Sejauh ingatan Mbah Narto, ia lahir pada tahun 1925. Saat itu yang diingatnya adalah situasi serba tidak enak. Sebagai warga biasa di zaman penjajahan yang tentu saja miskin, ia tidak pernah mengenyam pendidikan. Kendati pada zaman berikutnya sekolah itu tidak dipungut biaya, namun Mbah Narto yang ditemui Senin (9/5/2016) mengaku sudah terlanjur berwiraswasta.
Dengan berbagai keterampilan yang dipelajarinya selama merantau di banyak daerah, Mbah Narto pernah menjadi pedagang perhiasan imitasi seperti gelang, cincin dan anting di desa Ketawang, Kutoarjo, Jawa Tengah.
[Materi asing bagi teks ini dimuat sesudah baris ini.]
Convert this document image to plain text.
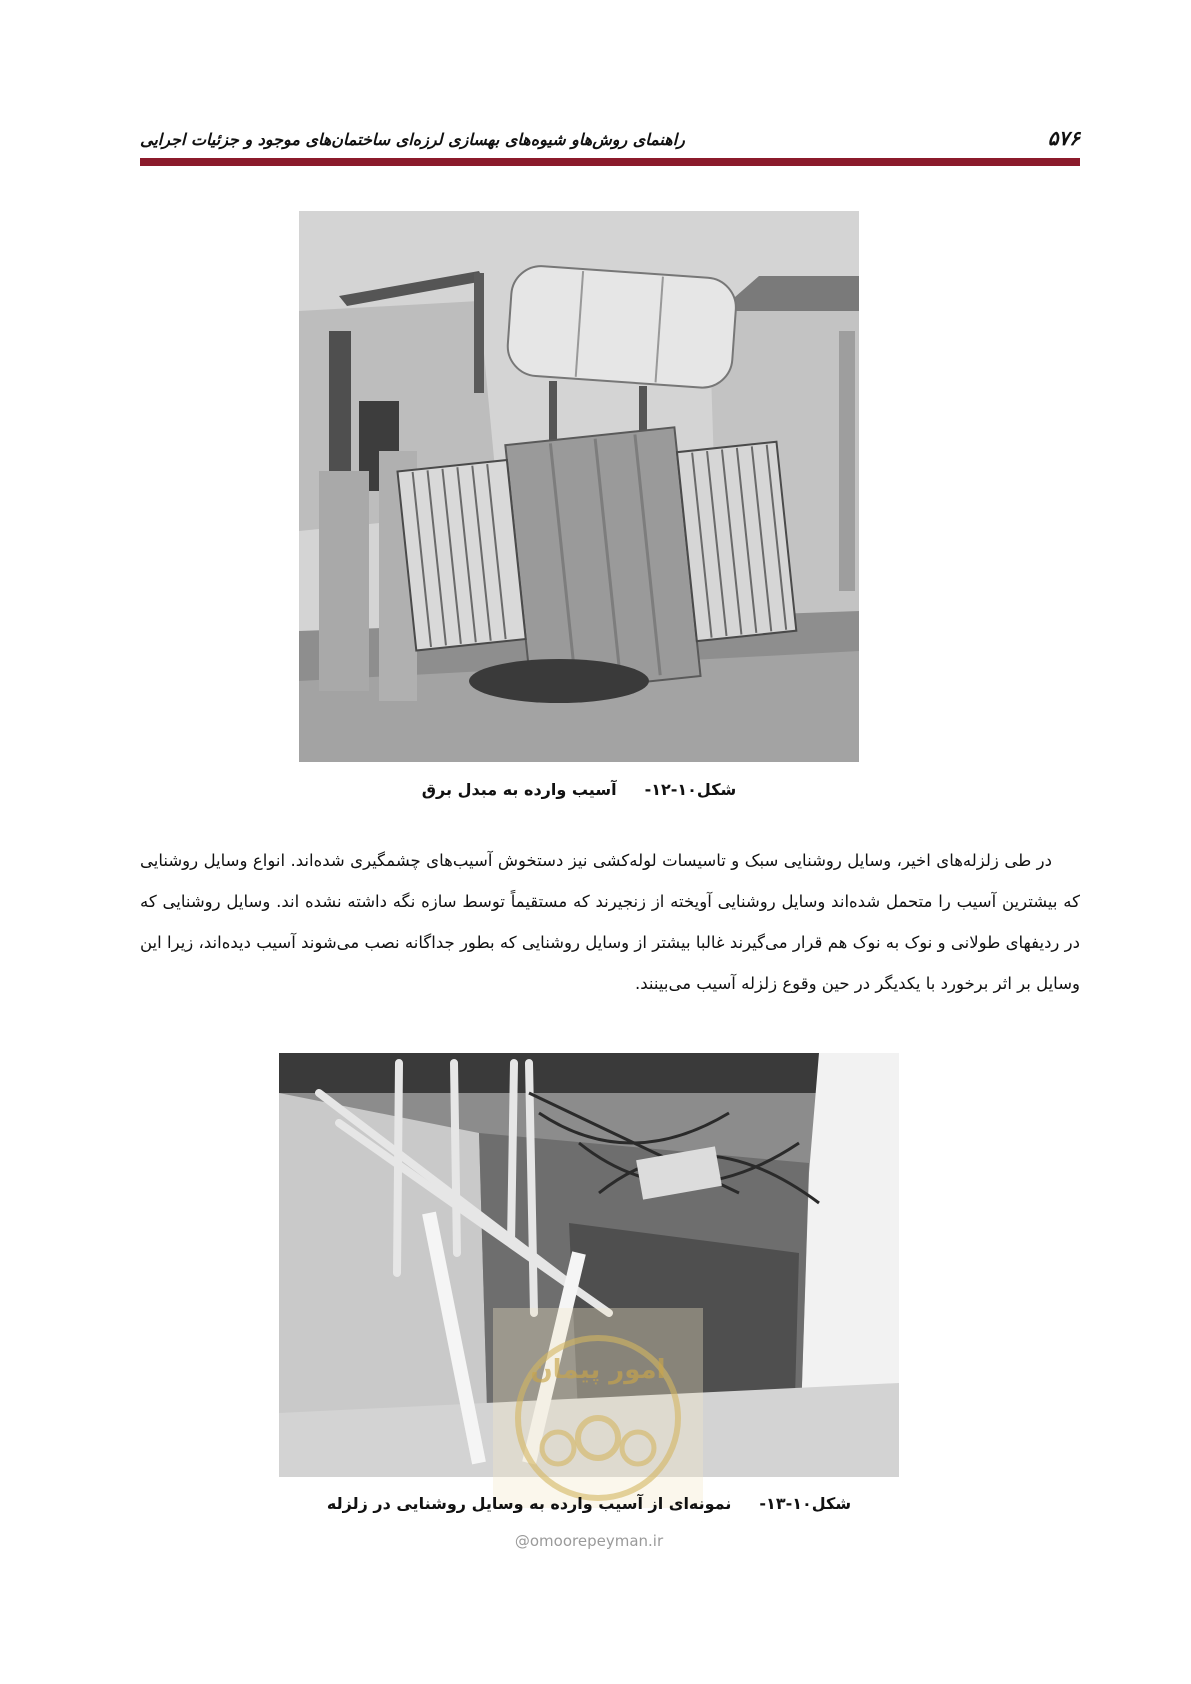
۵۷۶
راهنمای روش‌هاو شیوه‌های بهسازی لرزه‌ای ساختمان‌های موجود و جزئیات اجرایی
شکل۱۰-۱۲-آسیب وارده به مبدل برق

در طی زلزله‌های اخیر، وسایل روشنایی سبک و تاسیسات لوله‌کشی نیز دستخوش آسیب‌های چشمگیری شده‌اند. انواع وسایل روشنایی که بیشترین آسیب را متحمل شده‌اند وسایل روشنایی آویخته از زنجیرند که مستقیماً توسط سازه نگه داشته نشده اند. وسایل روشنایی که در ردیفهای طولانی و نوک به نوک هم قرار می‌گیرند غالبا بیشتر از وسایل روشنایی که بطور جداگانه نصب می‌شوند آسیب دیده‌اند، زیرا این وسایل بر اثر برخورد با یکدیگر در حین وقوع زلزله آسیب می‌بینند.

امور پیمان
شکل۱۰-۱۳-نمونه‌ای از آسیب وارده به وسایل روشنایی در زلزله
@omoorepeyman.ir
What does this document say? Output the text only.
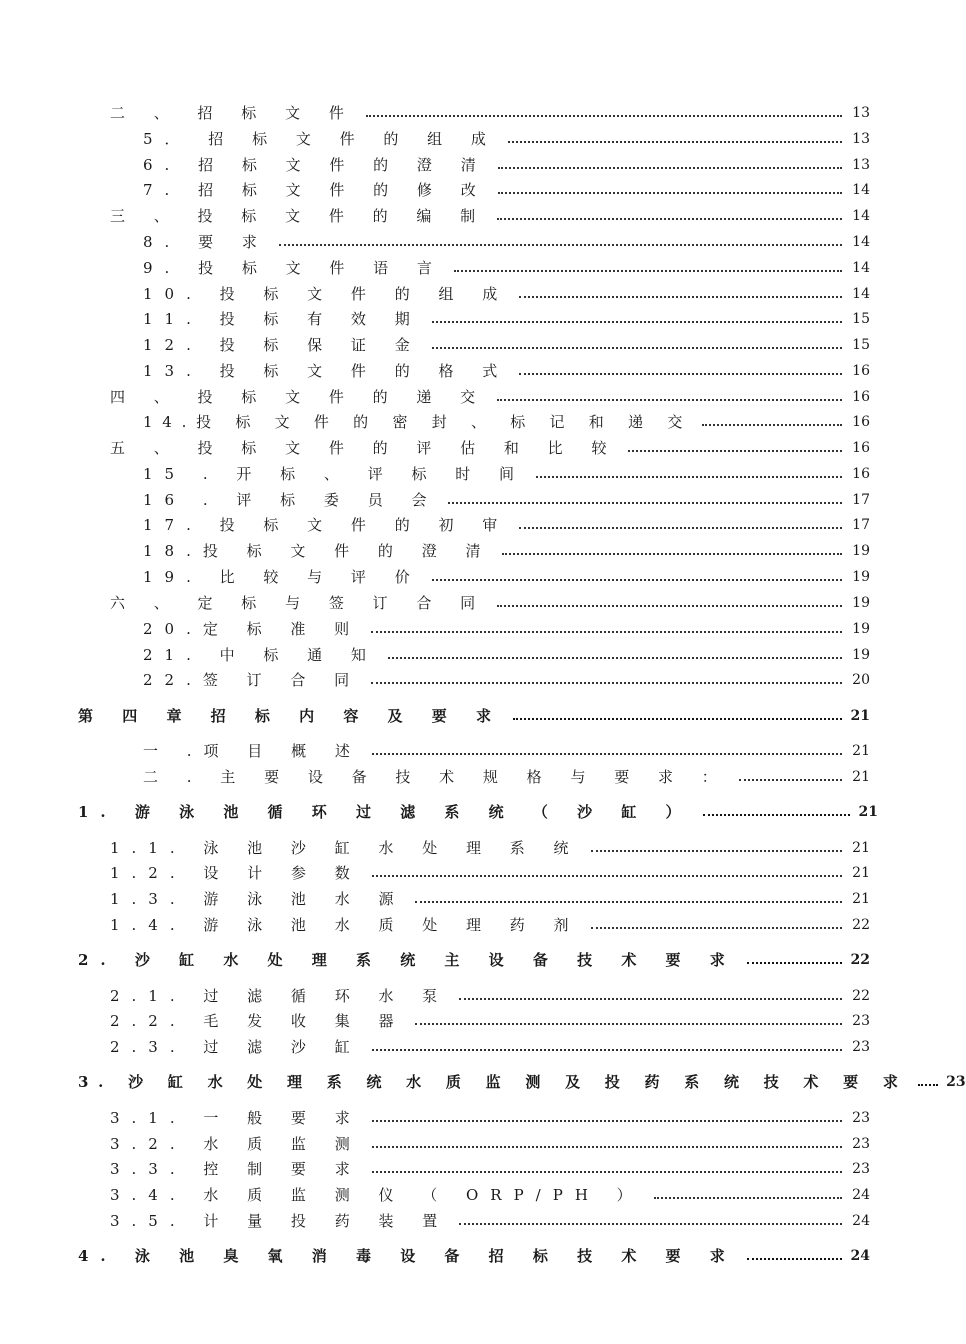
二 、 招 标 文 件	13
5． 招 标 文 件 的 组 成	13
6. 招 标 文 件 的 澄 清	13
7. 招 标 文 件 的 修 改	14
三 、 投 标 文 件 的 编 制	14
8. 要 求	14
9. 投 标 文 件 语 言	14
10. 投 标 文 件 的 组 成	14
11. 投 标 有 效 期	15
12. 投 标 保 证 金	15
13. 投 标 文 件 的 格 式	16
四 、 投 标 文 件 的 递 交	16
14.投 标 文 件 的 密 封 、 标 记 和 递 交	16
五 、 投 标 文 件 的 评 估 和 比 较	16
15 . 开 标 、 评 标 时 间	16
16 . 评 标 委 员 会	17
17. 投 标 文 件 的 初 审	17
18.投 标 文 件 的 澄 清	19
19. 比 较 与 评 价	19
六 、 定 标 与 签 订 合 同	19
20.定 标 准 则	19
21. 中 标 通 知	19
22.签 订 合 同	20
第 四 章 招 标 内 容 及 要 求	21
一 .项 目 概 述	21
二 . 主 要 设 备 技 术 规 格 与 要 求 ：	21
1. 游 泳 池 循 环 过 滤 系 统 （ 沙 缸 ）	21
1.1. 泳 池 沙 缸 水 处 理 系 统	21
1.2. 设 计 参 数	21
1.3. 游 泳 池 水 源	21
1.4. 游 泳 池 水 质 处 理 药 剂	22
2. 沙 缸 水 处 理 系 统 主 设 备 技 术 要 求	22
2.1. 过 滤 循 环 水 泵	22
2.2. 毛 发 收 集 器	23
2.3. 过 滤 沙 缸	23
3. 沙 缸 水 处 理 系 统 水 质 监 测 及 投 药 系 统 技 术 要 求	23
3.1. 一 般 要 求	23
3.2. 水 质 监 测	23
3.3. 控 制 要 求	23
3.4. 水 质 监 测 仪 （ ORP/PH ）	24
3.5. 计 量 投 药 装 置	24
4. 泳 池 臭 氧 消 毒 设 备 招 标 技 术 要 求	24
Pernah pula menjadi pengrajin mobil mainan berbahan kayu di Semarang dan Demak, dan membuat minyak goreng di saat harga beras sangat mahal. Sayang, Mbah Narto yang lahir di Dusun Genitem, Sidoagung, Godean, Sleman itu tak banyak mengingat situasi politik kala itu, sehingga Mbah Narto hanya paham cara bertahan hidup. Yaitu, dengan keterampilan yang tak harus pula dipelajari di bangku sekolah.
Mbah Narto setiap hari membuka jasa potong rambut di bawah pohon beringin sejak tahun 1985. Berangkat dari rumahnya di Godean, Sleman dengan naik ojek. Untuk itu, ia harus membayar biaya ojek setiap bulannya sebesar Rp. 470.000. Mbah Narto terpaksa naik ojek, karena sudah tak lagi berani naik sepeda sendiri. Sedangkan anak-anaknya yang berjumlah 9 orang semua sibuk bekerja.
Kendati tak pernah mengenyam pendidikan formal, Mbah Narto mengaku bangga karena memiliki keterampilan otodidak. Dan, dengan keterampilannya itu ia mampu membesarkan 9 anaknya yang kini telah memberinya 21 cucu.